N. Korea boasts of N-bomb abilities
Sang-Hun Choe Associated PressSEOUL, South Korea -- North Korea said Friday it had solved "all the technological matters" involved in using plutonium from nuclear fuel rods to build atomic bombs, a brazen statement prompting more international hand-wringing over Pyongyang's intentions.
North Korea's announcement appeared to be part of a calculated effort to escalate tension in the standoff with the United States and its allies, possibly to gain leverage in any negotiations on the nuclear issue.
A more ominous scenario is that Pyongyang plans to build nuclear bombs regardless of warnings from the international community.
"All the technological matters have been solved fully in the process of making a switchover in the use of plutonium," said North Korea's official news agency, KCNA.
It was impossible to independently verify the claim because the country has expelled international inspectors from its nuclear facilities.
Friday's statement came a day after the communist state said it finished reprocessing the rods and had started using plutonium to make nuclear weapons as a deterrent against what it calls a U.S. plan to invade.
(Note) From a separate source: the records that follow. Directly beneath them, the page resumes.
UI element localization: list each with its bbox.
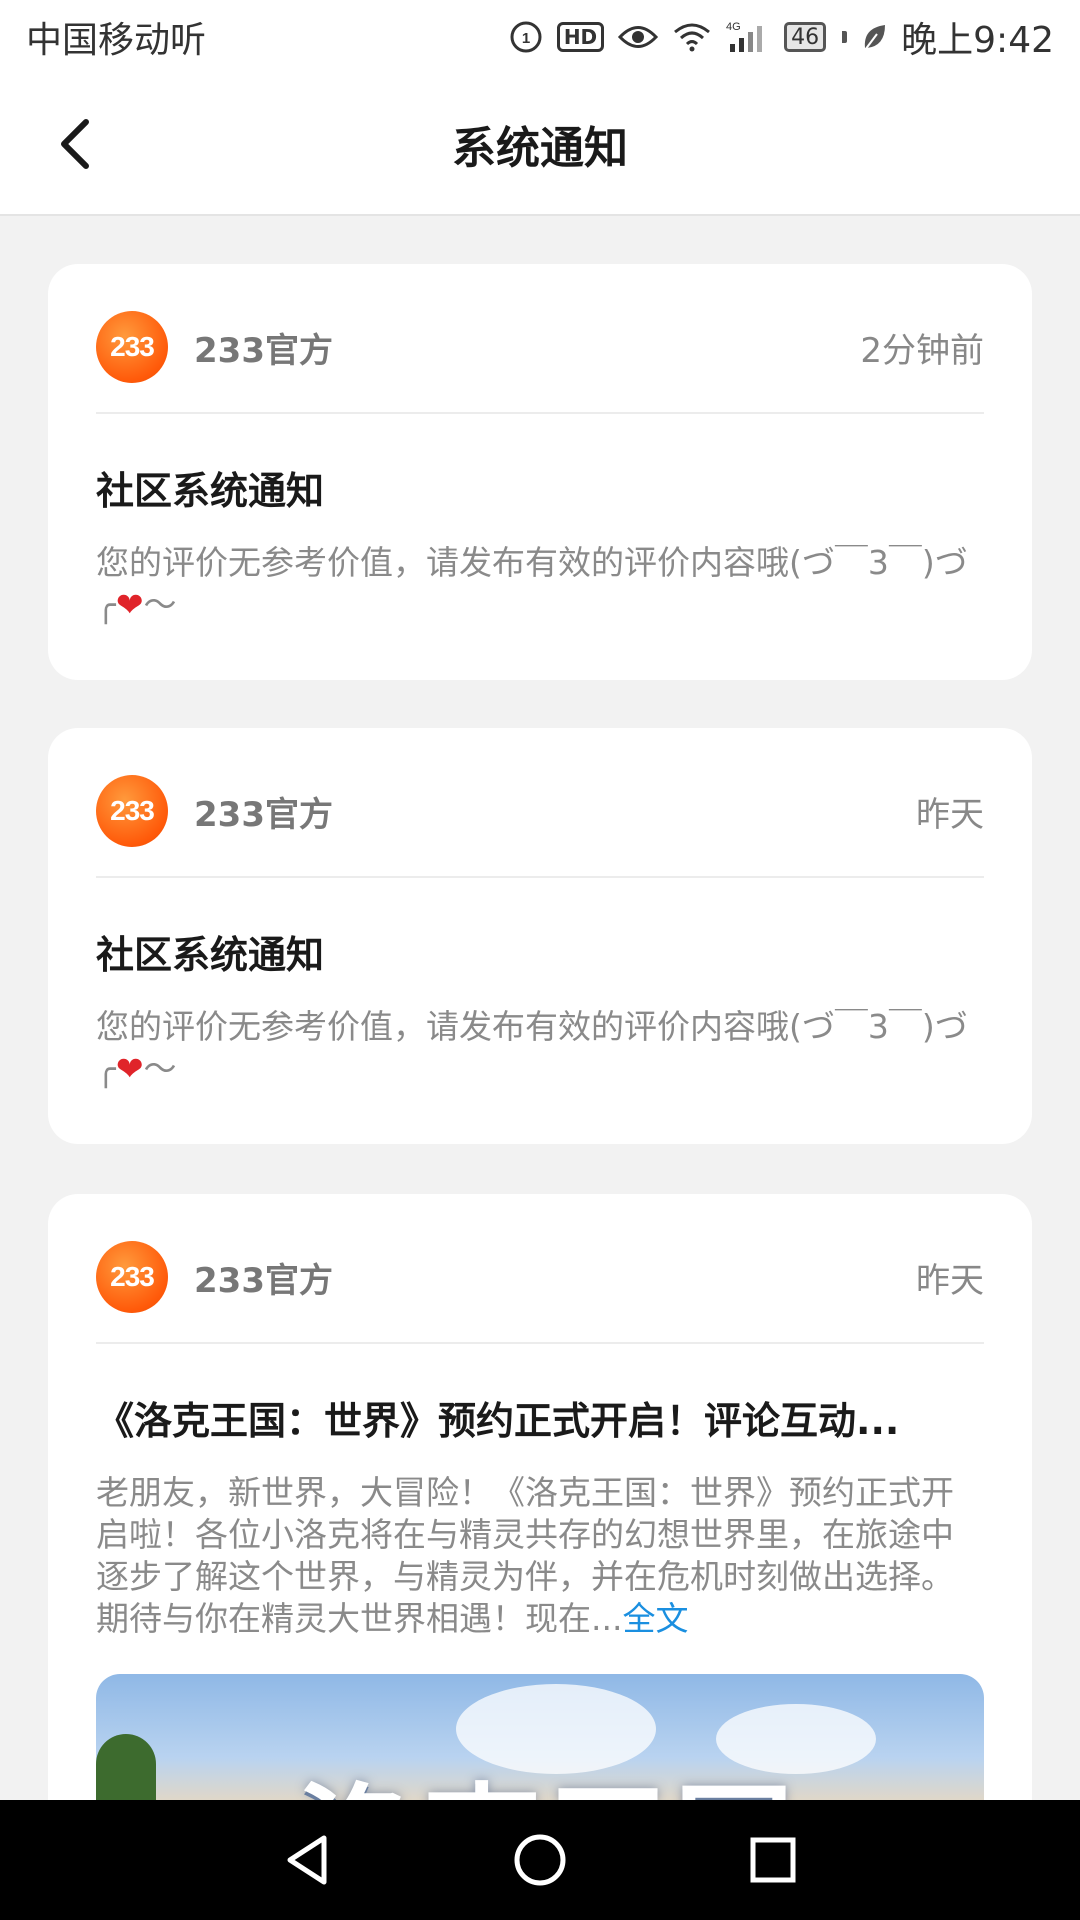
square-recents-icon (750, 1837, 796, 1883)
heart-icon: ❤ (115, 585, 144, 624)
status-icons: 1 HD 4G 46 晚上9:42 (509, 11, 1054, 63)
header-bar: 系统通知 (0, 74, 1080, 216)
notification-card[interactable]: 233 233官方 昨天 社区系统通知 您的评价无参考价值，请发布有效的评价内容… (48, 728, 1032, 1144)
battery-level: 46 (791, 24, 820, 50)
status-bar: 中国移动听 1 HD 4G 46 晚上9:42 (0, 0, 1080, 74)
clock: 晚上9:42 (901, 20, 1054, 61)
notification-title: 社区系统通知 (96, 933, 325, 977)
card-header: 233 233官方 昨天 (96, 1240, 984, 1314)
carrier-label: 中国移动听 (26, 11, 206, 63)
battery-tip (842, 31, 848, 43)
network-type-label: 4G (726, 21, 741, 33)
banner-tree (96, 1734, 156, 1800)
card-header: 233 233官方 2分钟前 (96, 310, 984, 384)
volte-icon: 1 (509, 20, 543, 54)
divider (96, 1342, 984, 1344)
notification-body: 您的评价无参考价值，请发布有效的评价内容哦(づ￣3￣)づ╭❤～ (96, 542, 984, 626)
author-name: 233官方 (194, 330, 333, 371)
leaf-icon (861, 22, 887, 52)
avatar[interactable]: 233 (96, 1241, 168, 1313)
chevron-left-icon (61, 119, 89, 169)
carrier-name: 中国移动 (26, 20, 171, 61)
hd-icon: HD (556, 22, 605, 52)
eye-icon (618, 22, 659, 52)
author-name: 233官方 (194, 1260, 333, 1301)
notification-card[interactable]: 233 233官方 昨天 《洛克王国：世界》预约正式开启！评论互动... 老朋友… (48, 1194, 1032, 1800)
body-tail: ～ (143, 585, 177, 624)
body-text: 您的评价无参考价值，请发布有效的评价内容哦(づ￣3￣)づ╭ (96, 543, 968, 624)
banner-title: 洛克王国 (296, 1744, 800, 1800)
body-text: 您的评价无参考价值，请发布有效的评价内容哦(づ￣3￣)づ╭ (96, 1007, 968, 1088)
wifi-icon (672, 22, 712, 52)
notification-body: 老朋友，新世界，大冒险！《洛克王国：世界》预约正式开启啦！各位小洛克将在与精灵共… (96, 1472, 984, 1640)
notification-banner-image[interactable]: 洛克王国 (96, 1674, 984, 1800)
body-text: 老朋友，新世界，大冒险！《洛克王国：世界》预约正式开启啦！各位小洛克将在与精灵共… (96, 1473, 954, 1638)
signal-icon: 4G (726, 20, 770, 54)
timestamp: 2分钟前 (860, 330, 984, 371)
notification-title: 社区系统通知 (96, 469, 325, 513)
nav-recents-button[interactable] (733, 1820, 813, 1900)
circle-home-icon (514, 1834, 566, 1886)
divider (96, 876, 984, 878)
card-header: 233 233官方 昨天 (96, 774, 984, 848)
timestamp: 昨天 (916, 1260, 984, 1301)
page-title: 系统通知 (452, 123, 628, 174)
avatar[interactable]: 233 (96, 775, 168, 847)
notification-list[interactable]: 233 233官方 2分钟前 社区系统通知 您的评价无参考价值，请发布有效的评价… (0, 216, 1080, 1800)
timestamp: 昨天 (916, 794, 984, 835)
author-name: 233官方 (194, 794, 333, 835)
divider (96, 412, 984, 414)
avatar[interactable]: 233 (96, 311, 168, 383)
body-tail: ～ (143, 1049, 177, 1088)
notification-body: 您的评价无参考价值，请发布有效的评价内容哦(づ￣3￣)づ╭❤～ (96, 1006, 984, 1090)
svg-text:1: 1 (522, 30, 530, 47)
carrier-extra: 听 (170, 20, 207, 61)
read-more-link[interactable]: 全文 (622, 1599, 688, 1638)
nav-back-button[interactable] (267, 1820, 347, 1900)
back-button[interactable] (44, 114, 104, 174)
system-nav-bar (0, 1800, 1080, 1920)
triangle-back-icon (287, 1835, 327, 1885)
heart-icon: ❤ (115, 1049, 144, 1088)
notification-card[interactable]: 233 233官方 2分钟前 社区系统通知 您的评价无参考价值，请发布有效的评价… (48, 264, 1032, 680)
battery-icon: 46 (784, 22, 827, 52)
notification-title: 《洛克王国：世界》预约正式开启！评论互动... (96, 1399, 900, 1443)
nav-home-button[interactable] (500, 1820, 580, 1900)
Washington says it has no intention of invading and Pyongyang's nuclear ambitions are of "serious concern" to the international community.
North Korea said the reactor in its main nuclear complex at Yongbyon, north of Pyongyang, was operating normally and will produce more spent fuel rods.
When reprocessed with chemicals, the 8,000 spent fuel rods can yield enough plutonium to make five or six bombs, experts say. U.S. intelligence analysts believe North Korea already has at least one or two nuclear bombs.
KCNA said Friday that North Korea "will maintain and steadily increase its nuclear deterrent force as a self-defensive means to cope with the (United States') ever more undisguised threat to mount a pre-emptive nuclear attack on the DPRK" -- the acronym for the North's official name, Democratic People's Republic of Korea.
Secretary of State Colin Powell said North Korea's neighbors should urge Pyongyang "to stop moving in this direction" and to stay with diplomacy.
Japan reminded North Korea it promised at an August meeting in Beijing with the United States, South Koreas, China, Japan and Russia that it would not escalate the nuclear standoff.
"Considering that, what the North has done is regrettable," Japanese Foreign Minister Yoriko Kawaguchi said.
Russian Deputy Foreign Minister Alexander Losyukov urged North Korea to be open to a new round of negotiations.
"Any talks are better than war," Losyukov said, according to the Interfax news agency.
South Korean President Roh Moo-hyun, who called the North's Thursday statement about making atomic weapons "a bombshell," reiterated that concerns over North Korea's nuclear ambitions make it difficult for him to send South Korean troops to help U.S. forces in Iraq.
"What worries me the most is ... a scenario in which I decide to send troops to Iraq and then North Korea takes strong measures, as it has often done in the past, regarding the reprocessing, plutonium, nuclear weapons and missiles, and the situation on the Korean Peninsula worsens rapidly," Roh said Friday.
Senior U.N. envoy Maurice Strong met North Korean Vice Foreign Minister Choe Su Hon on Thursday at the United Nations and said Pyongyang still was offering to drop its nuclear weapons development and allow international inspections if the United States promised not to attack.
However, Strong said North Korea reiterated that the United States' "hostile" posture means Pyongyang will continue its nuclear program.
The nuclear dispute flared a year ago when U.S. officials said North Korea admitted running a secret nuclear weapons program in violation of international agreements.